Another key variable, final sales to private domestic buyers, which the Fed sees as a good indicator of underlying demand, accelerated to a 2.6 percent pace, the same as in the previous quarter.
But the report also said the personal savings rate continued to slow, to 3.5 percent for the quarter, down from 3.8 percent in the first quarter.
There have been signs of cracks lately in the consumer image.
A report Wednesday from the Federal Reserve Bank of Philadelphia showed credit card balances at an all-time high for data dating back to 2012. Revolving debt also hit a new high, even as banks reported tightening credit standards and reducing the creation of new cards.
However, retail sales numbers continued to rise, indicating that consumers are facing the headwinds of high interest rates and persistent inflation.
There’s also pressure on the housing market: Sales are down while home prices continue to rise, putting pressure on first-time home buyers.
Federal Reserve officials are expected to keep interest rates steady at their meeting next week, although market prices suggest the first cut in four years in September. Policymakers have been cautious about when they might start cutting interest rates, although recent comments show more willingness to start easing policy and most central bankers said they see a further hike unlikely.

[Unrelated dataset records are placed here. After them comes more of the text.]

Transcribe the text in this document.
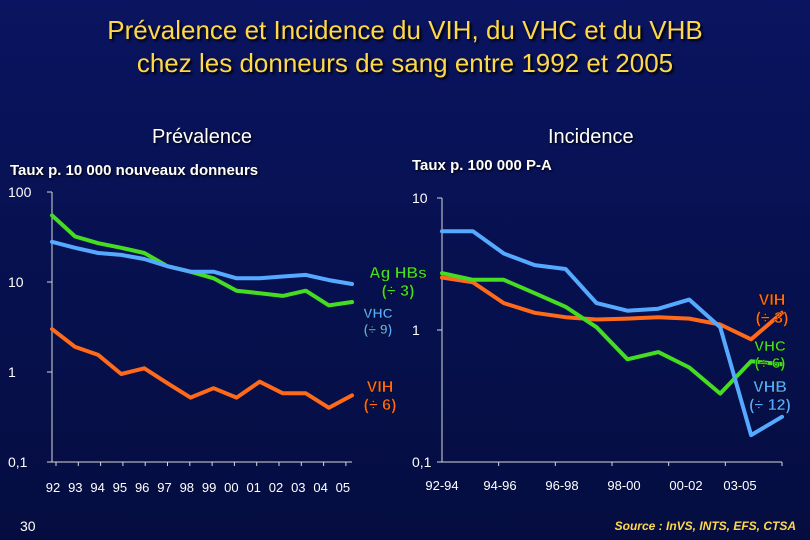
Prévalence et Incidence du VIH, du VHC et du VHB
chez les donneurs de sang entre 1992 et 2005
Prévalence	Incidence
Taux p. 10 000 nouveaux donneurs	Taux p. 100 000 P-A
100
10
1
0,1
92 93 94 95 96 97 98 99 00 01 02 03 04 05
Ag HBs
(÷ 3)
VHC
(÷ 9)
VIH
(÷ 6)
10
1
0,1
92-94 94-96 96-98 98-00 00-02 03-05
VIH
(÷ 3)
VHC
(÷ 6)
VHB
(÷ 12)
30	Source : InVS, INTS, EFS, CTSA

In other economic news Thursday, the Labor Department reported that initial unemployment claims totaled 235,000 for the week ended July 20, down 10,000 from the previous week and right in line with the Dow Jones forecast. Continuing claims, which run back a week, fell to 1.85 million.
Also, orders for durable goods — generally big-ticket items such as aircraft, appliances and computers — unexpectedly fell 6.6% in June, compared with expectations for a 0.3% increase. However, excluding transfers, new orders rose 0.5%.